Все началось с того, что, когда мы все трое — Эва, Шарль и я — сидели под зонтиком на моем пляже, к нам внезапно подошел тот самый доктор, который предостерегал меня от последствий загара. Подошел и заговорил со мной так непосредственно, словно мы с ним сто лет знакомы:
— Поразительная мадемуазель женщина! Первый раз встречаю молодую пациентку, которая так следовала бы советам врача. Мадемуазель уже не такая ослепительно белая, а вместе с тем вам удалось как-то не сгореть. Ну и характер у мадемуазель!

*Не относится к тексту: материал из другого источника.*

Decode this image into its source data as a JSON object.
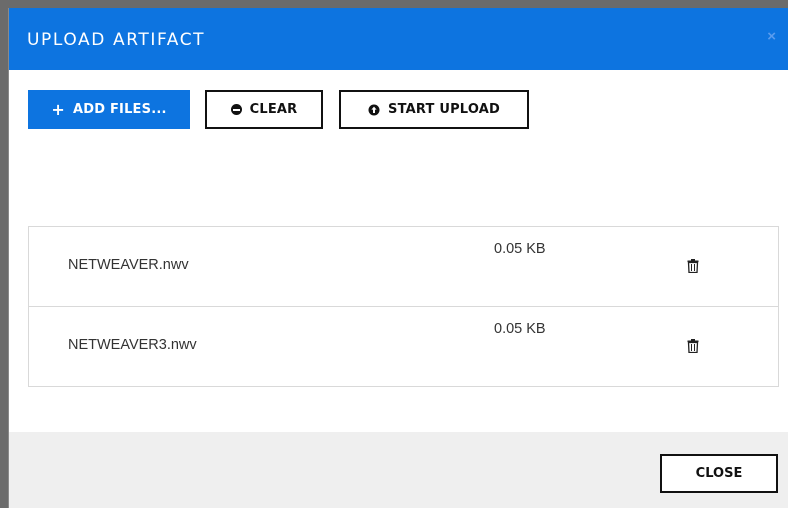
{
  "dialog": {
    "title": "UPLOAD ARTIFACT",
    "close_symbol": "×"
  },
  "toolbar": {
    "add_files": {
      "icon": "plus-icon",
      "icon_glyph": "+",
      "label": "ADD FILES..."
    },
    "clear": {
      "icon": "minus-circle-icon",
      "label": "CLEAR"
    },
    "start_upload": {
      "icon": "upload-circle-icon",
      "label": "START UPLOAD"
    }
  },
  "files": [
    {
      "name": "NETWEAVER.nwv",
      "size": "0.05 KB",
      "action_icon": "trash-icon"
    },
    {
      "name": "NETWEAVER3.nwv",
      "size": "0.05 KB",
      "action_icon": "trash-icon"
    }
  ],
  "footer": {
    "close_label": "CLOSE"
  },
  "colors": {
    "primary": "#0d74e0",
    "footer_bg": "#efefef",
    "border": "#d9d9d9"
  }
}
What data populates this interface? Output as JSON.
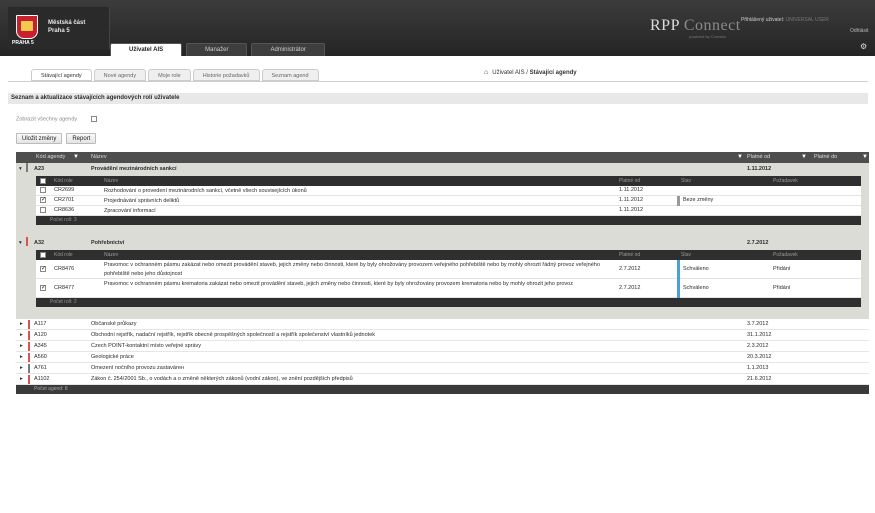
{
  "header": {
    "org_line1": "Městská část",
    "org_line2": "Praha 5",
    "logo_text": "PRAHA 5",
    "brand_a": "RPP",
    "brand_b": "Connect",
    "brand_sub": "powered by Comstar",
    "user_label": "Přihlášený uživatel:",
    "user_name": "UNIVERSAL USER",
    "logout": "Odhlásit",
    "settings_icon": "gear-icon"
  },
  "main_tabs": [
    "Uživatel AIS",
    "Manažer",
    "Administrátor"
  ],
  "sub_tabs": [
    "Stávající agendy",
    "Nové agendy",
    "Moje role",
    "Historie požadavků",
    "Seznam agend"
  ],
  "breadcrumb": {
    "root": "Uživatel AIS",
    "sep": " / ",
    "current": "Stávající agendy",
    "icon": "home-icon"
  },
  "section_title": "Seznam a aktualizace stávajících agendových rolí uživatele",
  "show_all_label": "Zobrazit všechny agendy",
  "buttons": {
    "save": "Uložit změny",
    "report": "Report"
  },
  "grid": {
    "headers": {
      "code": "Kód agendy",
      "name": "Název",
      "valid_from": "Platné od",
      "valid_to": "Platné do"
    },
    "filter_icon": "▼",
    "sub_headers": {
      "code": "Kód role",
      "name": "Název",
      "valid_from": "Platné od",
      "status": "Stav",
      "request": "Požadavek"
    },
    "groups": [
      {
        "code": "A23",
        "name": "Provádění mezinárodních sankcí",
        "date": "1.11.2012",
        "color": "#7a7a7a",
        "roles": [
          {
            "checked": false,
            "code": "CR2699",
            "name": "Rozhodování o provedení mezinárodních sankcí, včetně všech souvisejících úkonů",
            "date": "1.11.2012",
            "status": "",
            "request": ""
          },
          {
            "checked": true,
            "code": "CR2701",
            "name": "Projednávání správních deliktů",
            "date": "1.11.2012",
            "status": "Beze změny",
            "request": ""
          },
          {
            "checked": false,
            "code": "CR8636",
            "name": "Zpracování informací",
            "date": "1.11.2012",
            "status": "",
            "request": ""
          }
        ],
        "footer": "Počet rolí: 3"
      },
      {
        "code": "A32",
        "name": "Pohřebnictví",
        "date": "2.7.2012",
        "color": "#d9534f",
        "roles": [
          {
            "checked": true,
            "code": "CR8476",
            "name": "Pravomoc v ochranném pásmu zakázat nebo omezit provádění staveb, jejich změny nebo činnosti, které by byly ohrožovány provozem veřejného pohřebiště nebo by mohly ohrozit řádný provoz veřejného pohřebiště nebo jeho důstojnost",
            "date": "2.7.2012",
            "status": "Schváleno",
            "request": "Přidání"
          },
          {
            "checked": true,
            "code": "CR8477",
            "name": "Pravomoc v ochranném pásmu krematoria zakázat nebo omezit provádění staveb, jejich změny nebo činnosti, které by byly ohrožovány provozem krematoria nebo by mohly ohrozit jeho provoz",
            "date": "2.7.2012",
            "status": "Schváleno",
            "request": "Přidání"
          }
        ],
        "footer": "Počet rolí: 2"
      }
    ],
    "rows": [
      {
        "code": "A117",
        "name": "Občanské průkazy",
        "date": "3.7.2012",
        "color": "#d9534f"
      },
      {
        "code": "A120",
        "name": "Obchodní rejstřík, nadační rejstřík, rejstřík obecně prospěšných společností a rejstřík společenství vlastníků jednotek",
        "date": "31.1.2012",
        "color": "#d9534f"
      },
      {
        "code": "A345",
        "name": "Czech POINT-kontaktní místo veřejné správy",
        "date": "2.3.2012",
        "color": "#d9534f"
      },
      {
        "code": "A560",
        "name": "Geologické práce",
        "date": "20.3.2012",
        "color": "#d9534f"
      },
      {
        "code": "A761",
        "name": "Omezení nočního provozu zastavárен",
        "date": "1.1.2013",
        "color": "#7a7a7a"
      },
      {
        "code": "A1102",
        "name": "Zákon č. 254/2001 Sb., o vodách a o změně některých zákonů (vodní zákon), ve znění pozdějších předpisů",
        "date": "21.6.2012",
        "color": "#d9534f"
      }
    ],
    "footer": "Počet agend: 8"
  }
}
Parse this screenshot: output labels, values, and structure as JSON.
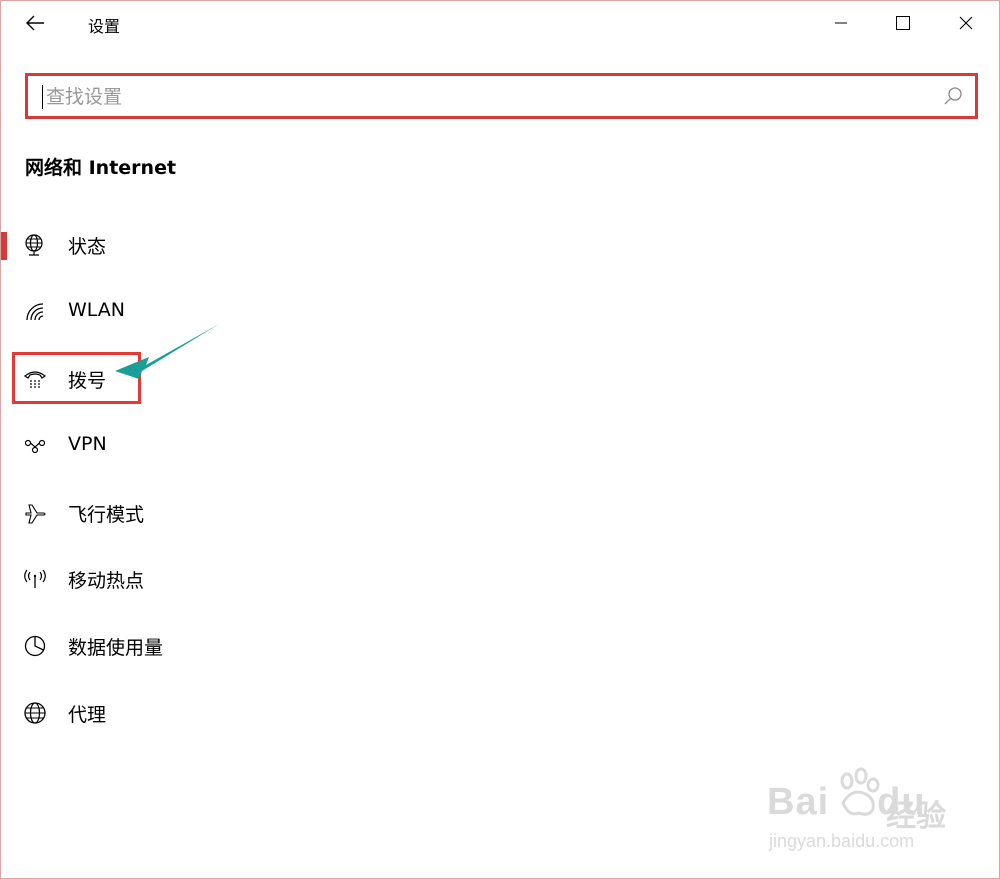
{
  "window": {
    "title": "设置",
    "controls": {
      "minimize": "minimize",
      "maximize": "maximize",
      "close": "close"
    }
  },
  "search": {
    "placeholder": "查找设置",
    "value": ""
  },
  "section": {
    "title": "网络和 Internet"
  },
  "nav": {
    "items": [
      {
        "label": "状态",
        "icon": "status-globe-icon",
        "active": true
      },
      {
        "label": "WLAN",
        "icon": "wifi-icon",
        "active": false
      },
      {
        "label": "拨号",
        "icon": "dialup-phone-icon",
        "active": false
      },
      {
        "label": "VPN",
        "icon": "vpn-icon",
        "active": false
      },
      {
        "label": "飞行模式",
        "icon": "airplane-icon",
        "active": false
      },
      {
        "label": "移动热点",
        "icon": "hotspot-icon",
        "active": false
      },
      {
        "label": "数据使用量",
        "icon": "data-usage-icon",
        "active": false
      },
      {
        "label": "代理",
        "icon": "globe-icon",
        "active": false
      }
    ]
  },
  "watermark": {
    "brand": "Bai",
    "brand_suffix": "du",
    "cn": "经验",
    "url": "jingyan.baidu.com"
  },
  "colors": {
    "accent": "#d63b3b",
    "arrow": "#1a9e96",
    "highlight": "#e53935"
  }
}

И обернулся к моим спутникам:
— Разрешите представиться: я Филип Вийон, врач-терапевт. Как видите, я просто потрясен вашей знакомой! Идет всего четвертый день, а она уже может похвастаться очень ровным и здоровым загаром. Правильно я еще с первого раза заметил — у вас очень здоровый организм, но вот что к тому же еще и характер сильный — никак не ожидал.
Я не успела и рта раскрыть, как Эва, рассмеявшись, подтвердила:
— Вы совершенно правы, месье, я и сама поражаюсь выдержке своей подруги. Хотя, с другой стороны, меня возмущает, как можно довести себя до такой белизны, на столько лет скрыться от солнца! И больной муж — вовсе не оправдание!
— Ага! — подхватил доктор и шлепнулся на песок рядом с нами. — Теперь понятно: пани ухаживала за больным мужем. И с каким же результатом, если позволено будет спросить?
— Со смертельным! — сердито ответила я. Мне очень не понравилось, что Эва разоткровенничалась с совсем чужим для меня человеком. Какое она имела право рассказывать обо мне этому доктору, пусть и симпатичному, но которого я знаю без году неделю?
Видя, что я разгневалась, доктор Вийон попытался изобразить печаль на лице, но легкомысленная Эва пошла еще дальше.
— Э, да зачем притворяться? — махнула она рукой. — Благодарение Господу, что он умер, радоваться должна! Я до сих пор не могу понять, как ты вообще могла выйти замуж за этого отвратительного графа?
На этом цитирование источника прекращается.